Per favore: ora non fateli riposare

Ieri il Milan ha fatto un’azione (dicesi una) da squadra «normale»: cross lungo per chi salta in area. Guardacaso, ne è uscito il gol di Ambrosini. Per il resto, la squadra ha giocato a calcetto, dimenticando (per la felicità del Bologna) di essere in un campo da 11, con relativa porta grande (vero Pippo e Sheva?). Dinho, la Lepre, che nel primo tempo ha corso da fermo come soltanto certi brasiliani di talento sanno fare, nel secondo è stato il più rapido e veloce.

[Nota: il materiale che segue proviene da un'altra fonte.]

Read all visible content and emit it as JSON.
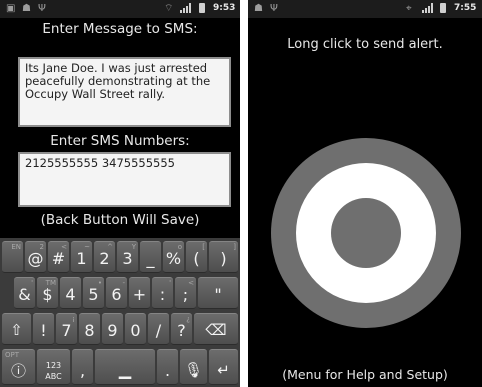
{
  "left_screen": {
    "status_bar": {
      "clock": "9:53",
      "icons": [
        "image-icon",
        "android-icon",
        "usb-icon",
        "wifi-icon",
        "signal-icon",
        "battery-icon"
      ]
    },
    "message_label": "Enter Message to SMS:",
    "message_value": "Its Jane Doe. I was just arrested peacefully demonstrating at the Occupy Wall Street rally.",
    "numbers_label": "Enter SMS Numbers:",
    "numbers_value": "2125555555 3475555555",
    "back_hint": "(Back Button Will Save)",
    "keyboard": {
      "row1": [
        {
          "main": "",
          "sub": "EN"
        },
        {
          "main": "@",
          "sub": "2"
        },
        {
          "main": "#",
          "sub": "<"
        },
        {
          "main": "1",
          "sub": "~"
        },
        {
          "main": "2",
          "sub": "^"
        },
        {
          "main": "3",
          "sub": "Y"
        },
        {
          "main": "_",
          "sub": ""
        },
        {
          "main": "%",
          "sub": "o"
        },
        {
          "main": "(",
          "sub": "["
        },
        {
          "main": ")",
          "sub": "]"
        }
      ],
      "row2": [
        {
          "main": "&",
          "sub": "'"
        },
        {
          "main": "$",
          "sub": "TM"
        },
        {
          "main": "4",
          "sub": ""
        },
        {
          "main": "5",
          "sub": "•"
        },
        {
          "main": "6",
          "sub": "-"
        },
        {
          "main": "+",
          "sub": ""
        },
        {
          "main": ":",
          "sub": "'"
        },
        {
          "main": ";",
          "sub": "<"
        },
        {
          "main": "\"",
          "sub": ""
        }
      ],
      "row3": [
        {
          "main": "!",
          "sub": ""
        },
        {
          "main": "7",
          "sub": "¡"
        },
        {
          "main": "8",
          "sub": ""
        },
        {
          "main": "9",
          "sub": ""
        },
        {
          "main": "0",
          "sub": ""
        },
        {
          "main": "/",
          "sub": ""
        },
        {
          "main": "?",
          "sub": "¿"
        }
      ],
      "opt_label": "OPT",
      "abc_top": "123",
      "abc_bottom": "ABC",
      "comma": ",",
      "period": "."
    }
  },
  "right_screen": {
    "status_bar": {
      "clock": "7:55",
      "icons": [
        "android-icon",
        "usb-icon",
        "gps-icon",
        "signal-icon",
        "battery-icon"
      ]
    },
    "title": "Long click to send alert.",
    "footer": "(Menu for Help and Setup)",
    "target": {
      "outer_color": "#6f6f6f",
      "middle_color": "#ffffff",
      "inner_color": "#6f6f6f"
    }
  }
}
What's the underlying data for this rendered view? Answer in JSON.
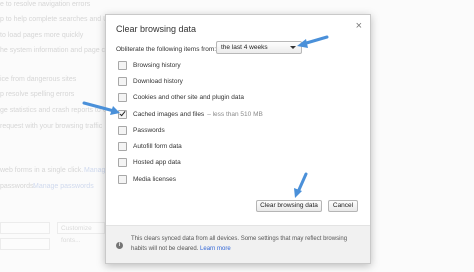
{
  "background": {
    "lines": [
      {
        "text": "e to resolve navigation errors",
        "link": false
      },
      {
        "text": "p to help complete searches and URLs",
        "link": false
      },
      {
        "text": "to load pages more quickly",
        "link": false
      },
      {
        "text": "he system information and page content",
        "link": false
      },
      {
        "text": "ice from dangerous sites",
        "link": false
      },
      {
        "text": "p resolve spelling errors",
        "link": false
      },
      {
        "text": "ge statistics and crash reports to Google",
        "link": false
      },
      {
        "text": "request with your browsing traffic",
        "link": false
      },
      {
        "text": "web forms in a single click.",
        "link": false
      },
      {
        "text": "Manage",
        "link": true
      },
      {
        "text": "passwords.",
        "link": false
      },
      {
        "text": "Manage passwords",
        "link": true
      }
    ],
    "fields": [
      "Customize fonts..."
    ]
  },
  "dialog": {
    "title": "Clear browsing data",
    "close_glyph": "×",
    "obliterate_label": "Obliterate the following items from:",
    "time_range": "the last 4 weeks",
    "options": [
      {
        "label": "Browsing history",
        "checked": false,
        "note": ""
      },
      {
        "label": "Download history",
        "checked": false,
        "note": ""
      },
      {
        "label": "Cookies and other site and plugin data",
        "checked": false,
        "note": ""
      },
      {
        "label": "Cached images and files",
        "checked": true,
        "note": "– less than 510 MB"
      },
      {
        "label": "Passwords",
        "checked": false,
        "note": ""
      },
      {
        "label": "Autofill form data",
        "checked": false,
        "note": ""
      },
      {
        "label": "Hosted app data",
        "checked": false,
        "note": ""
      },
      {
        "label": "Media licenses",
        "checked": false,
        "note": ""
      }
    ],
    "clear_button": "Clear browsing data",
    "cancel_button": "Cancel",
    "footer_text": "This clears synced data from all devices. Some settings that may reflect browsing habits will not be cleared.",
    "footer_link": "Learn more",
    "info_glyph": "i"
  },
  "colors": {
    "arrow": "#4a90d9",
    "link": "#3367d6"
  }
}
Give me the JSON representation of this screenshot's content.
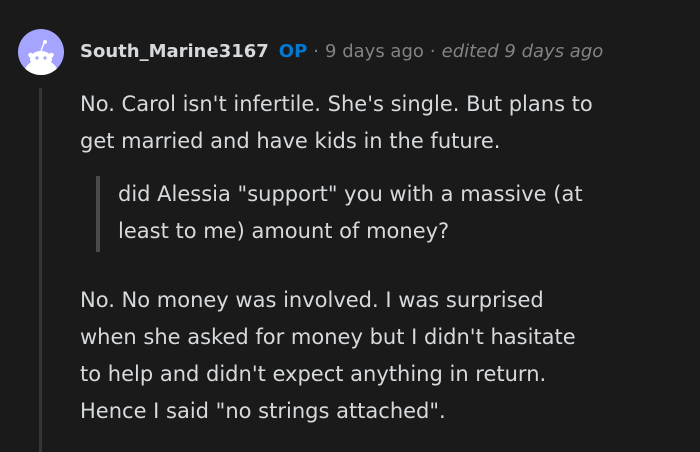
{
  "comment": {
    "author": {
      "username": "South_Marine3167",
      "badge": "OP",
      "avatar_icon": "snoo-avatar-icon",
      "avatar_color": "#a5a4ff"
    },
    "separator": "·",
    "timestamp": "9 days ago",
    "edited": "edited 9 days ago",
    "paragraph1": "No. Carol isn't infertile. She's single. But plans to\nget married and have kids in the future.",
    "quote": "did Alessia \"support\" you with a massive (at\nleast to me) amount of money?",
    "paragraph2": "No. No money was involved. I was surprised\nwhen she asked for money but I didn't hasitate\nto help and didn't expect anything in return.\nHence I said \"no strings attached\"."
  },
  "colors": {
    "background": "#1a1a1b",
    "text": "#d7dadc",
    "muted": "#818384",
    "op_badge": "#0079d3",
    "thread_line": "#343536",
    "quote_bar": "#4a4b4c"
  }
}
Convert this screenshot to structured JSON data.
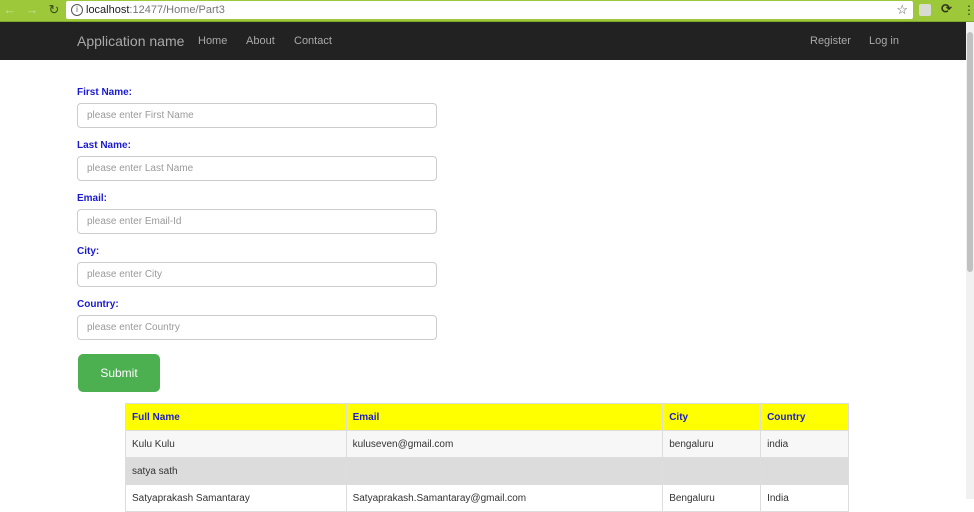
{
  "browser": {
    "url_host": "localhost",
    "url_path": ":12477/Home/Part3"
  },
  "navbar": {
    "brand": "Application name",
    "links": [
      "Home",
      "About",
      "Contact"
    ],
    "right_links": [
      "Register",
      "Log in"
    ]
  },
  "form": {
    "fields": [
      {
        "label": "First Name:",
        "placeholder": "please enter First Name",
        "value": ""
      },
      {
        "label": "Last Name:",
        "placeholder": "please enter Last Name",
        "value": ""
      },
      {
        "label": "Email:",
        "placeholder": "please enter Email-Id",
        "value": ""
      },
      {
        "label": "City:",
        "placeholder": "please enter City",
        "value": ""
      },
      {
        "label": "Country:",
        "placeholder": "please enter Country",
        "value": ""
      }
    ],
    "submit_label": "Submit"
  },
  "table": {
    "headers": [
      "Full Name",
      "Email",
      "City",
      "Country"
    ],
    "rows": [
      [
        "Kulu Kulu",
        "kuluseven@gmail.com",
        "bengaluru",
        "india"
      ],
      [
        "satya sath",
        "",
        "",
        ""
      ],
      [
        "Satyaprakash Samantaray",
        "Satyaprakash.Samantaray@gmail.com",
        "Bengaluru",
        "India"
      ]
    ]
  },
  "colors": {
    "label": "#1a1ad0",
    "header_bg": "#ffff00",
    "submit_bg": "#4caf50",
    "navbar_bg": "#222222",
    "chrome_bg": "#9cc83a"
  }
}
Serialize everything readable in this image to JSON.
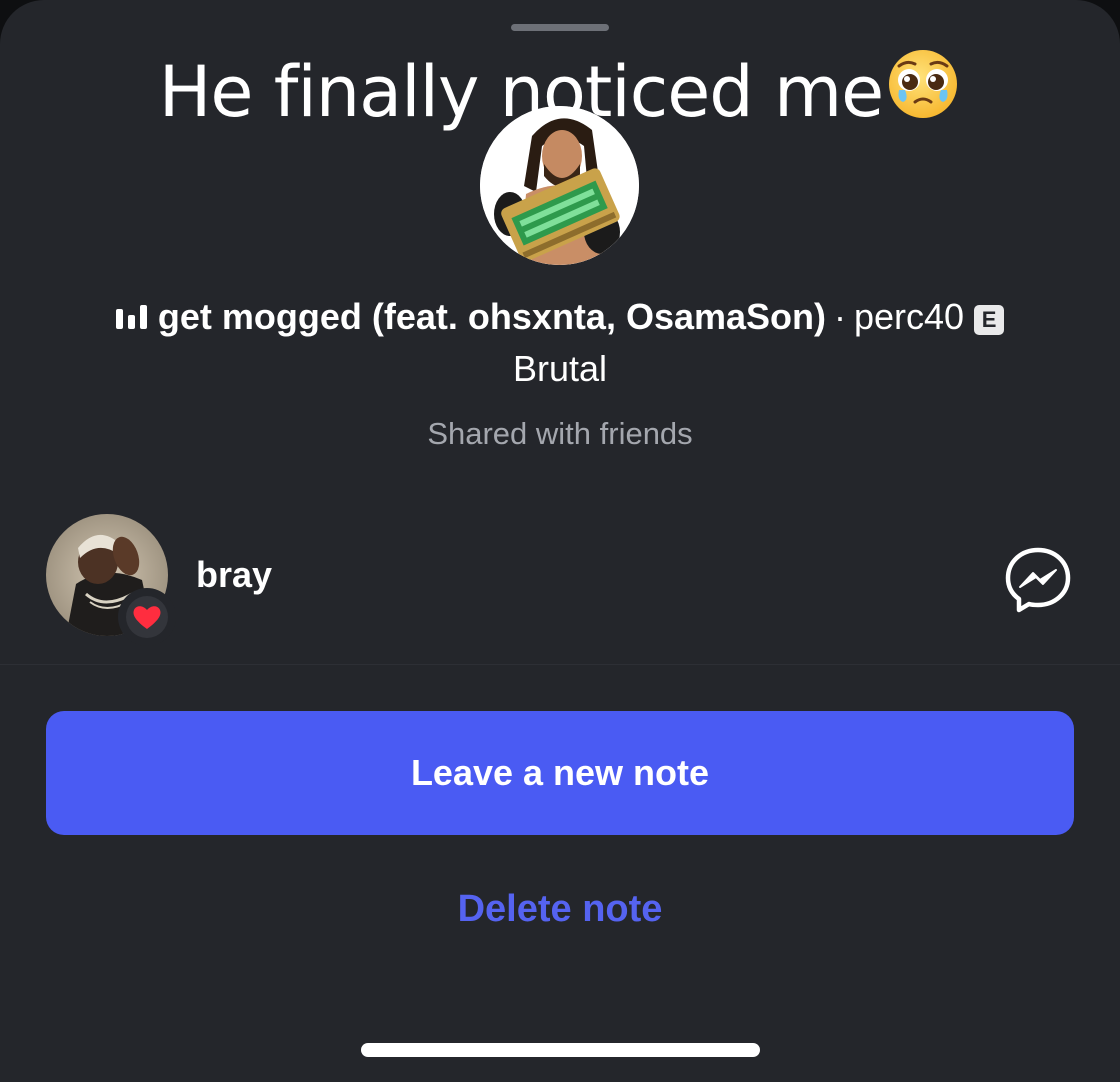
{
  "note": {
    "caption": "He finally noticed me",
    "emoji_icon": "pleading-face-emoji"
  },
  "song": {
    "icon": "equalizer-icon",
    "title": "get mogged (feat. ohsxnta, OsamaSon)",
    "separator": "·",
    "artist": "perc40",
    "explicit_badge": "E",
    "album": "Brutal"
  },
  "audience": {
    "label": "Shared with friends"
  },
  "reply": {
    "name": "bray",
    "reaction_icon": "heart-icon",
    "reaction_color": "#ff2d3f",
    "action_icon": "messenger-icon"
  },
  "actions": {
    "primary_label": "Leave a new note",
    "primary_color": "#4a5bf3",
    "secondary_label": "Delete note",
    "secondary_color": "#5563f0"
  }
}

Considerando che veniva da circa un anno sabbatico, Olimpiadi incluse, la cosa non depone a favore degli altri, peraltro in una partita con ritmo da Scapoli-Ammogliati. Il Figliol Prodigo fa tenerezza con quel «76» sulle spalle e le gambe che non vanno, mentre lo Sbarbato ha fatto atto di... assenza in una manciata di minuti. Altre impressioni assortite: Flamini è un terzino come Kaladze è un’ala destra, Seedorf aveva la sua personalissima luna storta, Jankulovski sembrava legato a un invisibile guinzaglio. All’88’, Carlo il Buono si accende una sigaretta vietatissima: brutto segno. Adesso c’è la pausa per la Nazionale. Per l’amor del cielo, non fateli riposare (e Borriello acceleri: muscoli e centimetri servono come il pane).